What kinds of firms have built homes in the Chicago region has changed quite a bit in the last 15 or so years:
Public companies accounted for nearly 60 percent of the contracts for new homes in the Chicago market last year, up from 54 percent last year and well above the 11 percent market share they held in 1999, according to Tracy Cross & Associates, a Schaumburg-based consulting firm.
The top five builders in the Chicago area all were public companies, led by D.R. Horton of Fort Worth, Texas, with 517 local contracts signed last year.
The growth of public companies partly at the expense of private builders—a trend playing out in many markets across the country—will likely continue for the next few years until conventional banks grow more willing to finance land purchases and development, said Tony Avila, chief executive of Builder Advisor Group, a San Francisco firm that advises and raises capital for homebuilders.
Many private builders rely more on banks, which have clamped down on financing home construction since the financial crisis, while public companies have other options, such as issuing bonds or shares, Avila said.

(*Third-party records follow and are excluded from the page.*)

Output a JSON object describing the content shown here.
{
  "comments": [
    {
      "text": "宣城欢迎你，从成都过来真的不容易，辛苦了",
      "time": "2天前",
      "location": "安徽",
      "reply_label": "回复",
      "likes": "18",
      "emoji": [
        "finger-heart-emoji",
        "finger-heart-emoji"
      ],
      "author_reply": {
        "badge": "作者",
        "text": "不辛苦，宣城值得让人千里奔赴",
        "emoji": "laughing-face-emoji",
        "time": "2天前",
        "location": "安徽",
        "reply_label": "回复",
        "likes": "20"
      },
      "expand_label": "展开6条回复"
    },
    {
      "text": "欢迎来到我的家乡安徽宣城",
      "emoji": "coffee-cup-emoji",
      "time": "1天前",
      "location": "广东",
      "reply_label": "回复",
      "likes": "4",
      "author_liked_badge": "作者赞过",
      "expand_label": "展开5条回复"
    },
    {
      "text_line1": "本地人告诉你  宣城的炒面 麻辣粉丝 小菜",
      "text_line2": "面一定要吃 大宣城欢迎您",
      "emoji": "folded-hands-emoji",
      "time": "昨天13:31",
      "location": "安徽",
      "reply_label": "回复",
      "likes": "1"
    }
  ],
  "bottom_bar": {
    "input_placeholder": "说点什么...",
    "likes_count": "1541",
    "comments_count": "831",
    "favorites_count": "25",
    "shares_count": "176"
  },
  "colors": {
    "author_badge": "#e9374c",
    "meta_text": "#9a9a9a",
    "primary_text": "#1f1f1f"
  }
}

Quite an increase since 1999. This reminds me of the shift from really small builders – often just a few homes a year – before World War II to the larger-scale construction afterward (often said to be illustrated by Levitt and Sons). Then (big housing need, new innovations) and now (economic crisis leading to new lending guidelines), broader economic and social conditions contributed to these changes.
With that said, how does this affect the average homebuyer and resident? Large-scale firms may offer economy of scale and therefore lower prices but they also might have fewer options in their housing designs and interiors and be able to construct larger developments, contributing to sprawl. Does the quality increase? Do homebuyers have a better experience in one versus the other?